According to the results of the ablation study, Variant-4 is chosen to compare with other baseline methods on speech enhancement tasks. The experiments are performed on the circular arrays first; Table 2 presents STOI and PESQ results at −5 dB, 0 dB, and 5 dB, respectively. First, all models improve PESQ and STOI over the unprocessed mixtures, which demonstrates that the speech enhancement model can obviously improve the perception quality and intelligibility of speech. Second, GCRN and SADNUNet, two advanced single-channel speech enhancement systems, obtain similar metric scores and achieve minor performance improvement over the unprocessed mixture. A possible reason is that single-channel speech enhancement has suffered from the performance bottleneck in the more challenging noisy reverberant environments. Thirdly, all multi-channel models achieve consistently better enhancement performance than single-channel models, due to the fact that the multi-channel speech enhancement method can improve speech recovery ability by using spatial information provided by the microphone array. Fourthly, the proposed model performes significantly better than all baselines in terms of objective speech intelligibility and quality metrics. For example, compared with FasNet+TAC, a recently proposed time-domain end-to-end multi-channel speech separation method, the proposed PsBf achieves average score improvements of 0.65 and 6.21% according to PESQ and STOI, respectively. Finally, it is very interesting to find that TPRNN, an architecture designed for the ad hoc array, also achieves significant performance improvements in a microphone fixed geometry array configuration. However, it still underperforms the proposed PsBf, which fully demonstrates the superiority of the method proposed.
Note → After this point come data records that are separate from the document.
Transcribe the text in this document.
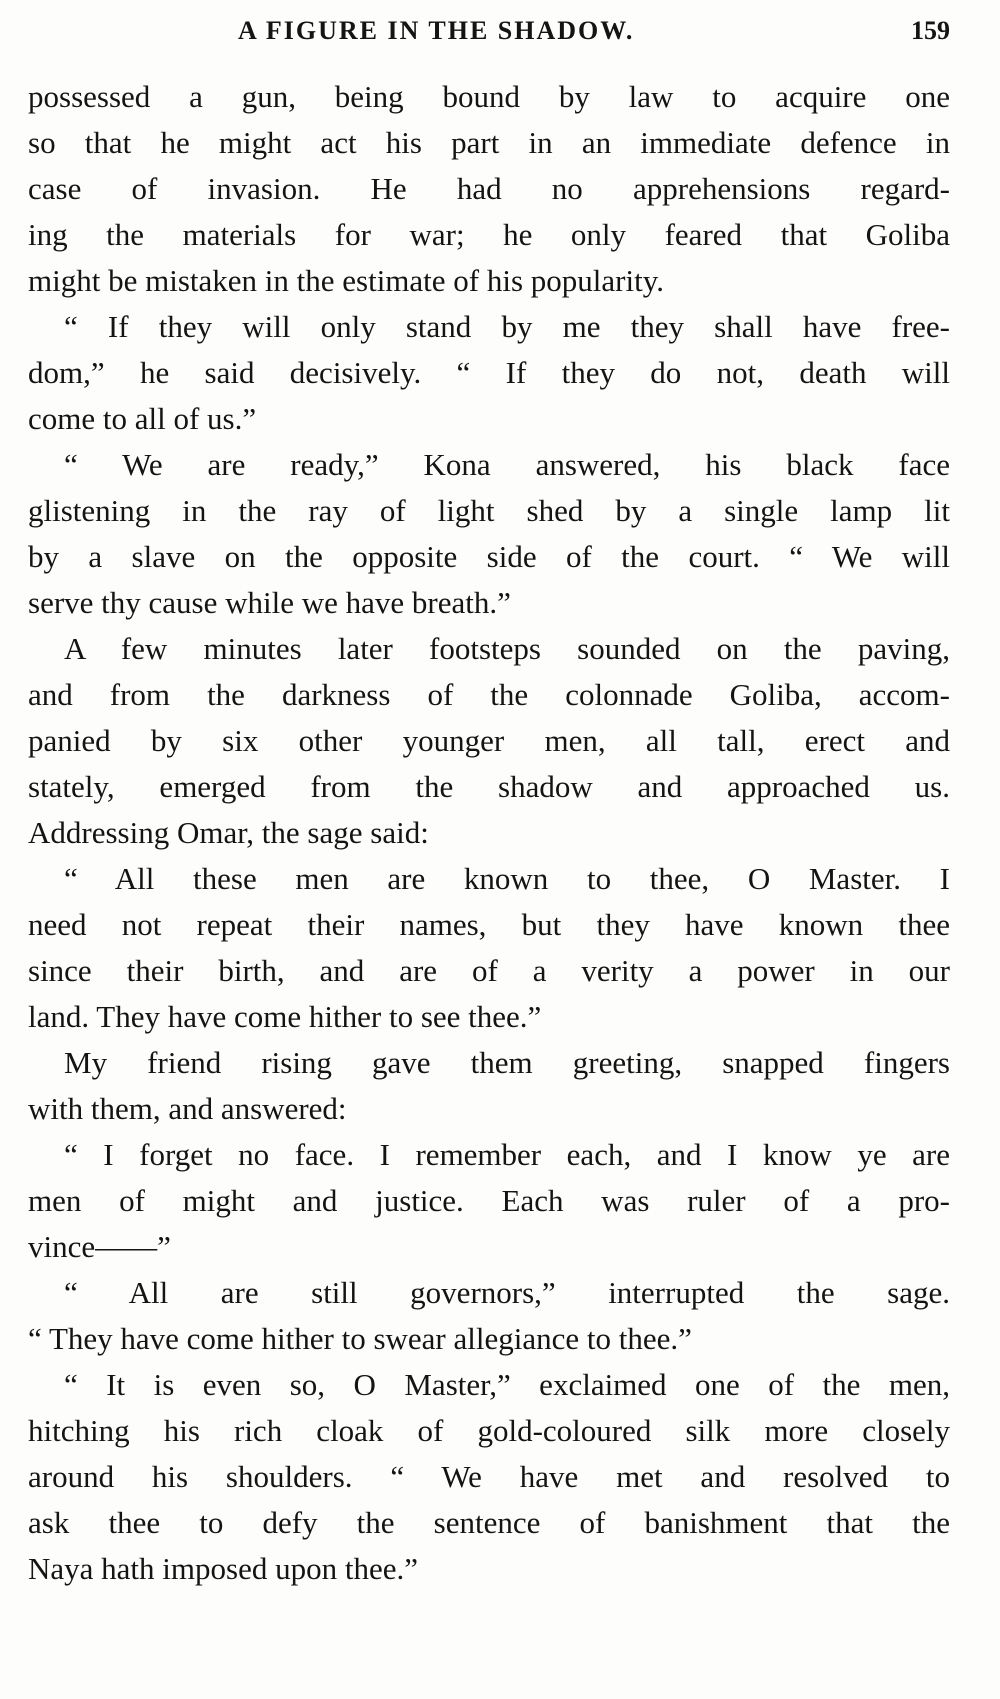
A FIGURE IN THE SHADOW.	159
possessed a gun, being bound by law to acquire one
so that he might act his part in an immediate defence in
case of invasion. He had no apprehensions regard-
ing the materials for war; he only feared that Goliba
might be mistaken in the estimate of his popularity.
“ If they will only stand by me they shall have free-
dom,” he said decisively. “ If they do not, death will
come to all of us.”
“ We are ready,” Kona answered, his black face
glistening in the ray of light shed by a single lamp lit
by a slave on the opposite side of the court. “ We will
serve thy cause while we have breath.”
A few minutes later footsteps sounded on the paving,
and from the darkness of the colonnade Goliba, accom-
panied by six other younger men, all tall, erect and
stately, emerged from the shadow and approached us.
Addressing Omar, the sage said:
“ All these men are known to thee, O Master. I
need not repeat their names, but they have known thee
since their birth, and are of a verity a power in our
land. They have come hither to see thee.”
My friend rising gave them greeting, snapped fingers
with them, and answered:
“ I forget no face. I remember each, and I know ye are
men of might and justice. Each was ruler of a pro-
vince——”
“ All are still governors,” interrupted the sage.
“ They have come hither to swear allegiance to thee.”
“ It is even so, O Master,” exclaimed one of the men,
hitching his rich cloak of gold-coloured silk more closely
around his shoulders. “ We have met and resolved to
ask thee to defy the sentence of banishment that the
Naya hath imposed upon thee.”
Furthermore, to investigate the effectiveness of the proposed PsBf in the linear array configuration, the experiments are also conducted on the previously mentioned linear array. From the evaluation results in Figure 3, it can be found that all models obtains similar performance trends as in Table 2. Experimental results demonstrate that method proposed herein is effective for different array configurations.

5.3. Speaker Separation

In this subsection, the effectiveness of the proposed PsBf on the noisy reverberant speaker separation task is verified; the PsBf is also trained on the previously mentioned multi-channel two speaker separation dataset. Table 3 shows the results of different speaker separation methods on this dataset. From Table 3, it is observed that as the overlap ratio between two speakers increases, the separation performances of all systems consistently decrease, which shows that the overlap ratio has a significant influence on speaker separation performance. However, the PsBf still obtains acceptable separation performance. In particular, under the extreme condition wherein the overlap ratio between two speakers exceeds 75%, the proposed system improves Si-SNR from 8.50 dB to 10.74 dB compared to TD-GWF-TasNet. At the same time, the greater the average angle of the speaker with respect to the microphone center, the better the separation performance. For instance, from <15° to >90°, all models have significant performance improvements, regardless of single-channel or multi-channel models (e.g., TasNet-filter: 8.03 vs. 8.94, TD-GWF-TasNet: 10.70 vs. 13.60 and PsBf: 13.83 vs. 15.30). This is very reasonable, as a large angle can facilitate spatial differentiation ability between different sources. Furthermore, the proposed method outperforms all baselines by a large margin under all conditions, i.e., the speaker angle and overlap ratio, which demonstrates that the proposed PsBf can effectually recover speech with minimal distortion. For instance, compared with FasNet-TAC, PsBf obtains 3.46 dB average improvement in terms of SI-SDR. Finally, although PsBf obtains the best separation performance, it has fewer parameters than other baseline models except for IC-ConvTasNet, which verifies the higher parameter effectiveness of the model.

6. Conclusions

A pre-separation and all-neural beamformer framework for microphone array speech separation is proposed in this paper. It is composed of two modules, namely the pre-separation module and the all-neural beamforming module. The pre-separation module is used to obtain pre-separated speech and interference, and the all-neural beamforming module utilizes GRU and FC to calculate frame-level beamforming weights. Experiments on multi-channel speech enhancement and speaker separation tasks are performed, and the evaluation results show that the proposed method significantly outperforms other baseline models. Furthermore, this approach can be used for symmetrical stereo speech. Future work will focus on making sure that PsBf can perform denoising and dereverberation at the same time, and trying to optimize PsBf with ASR to improve robustness jointly.

Author Contributions

W.X. and X.X. designed and programmed the proposed approach and wrote the paper. X.Z. and G.L. participated in algorighm design. All authors have read and agreed to the published version of the manuscript.

Funding

This research received no external funding.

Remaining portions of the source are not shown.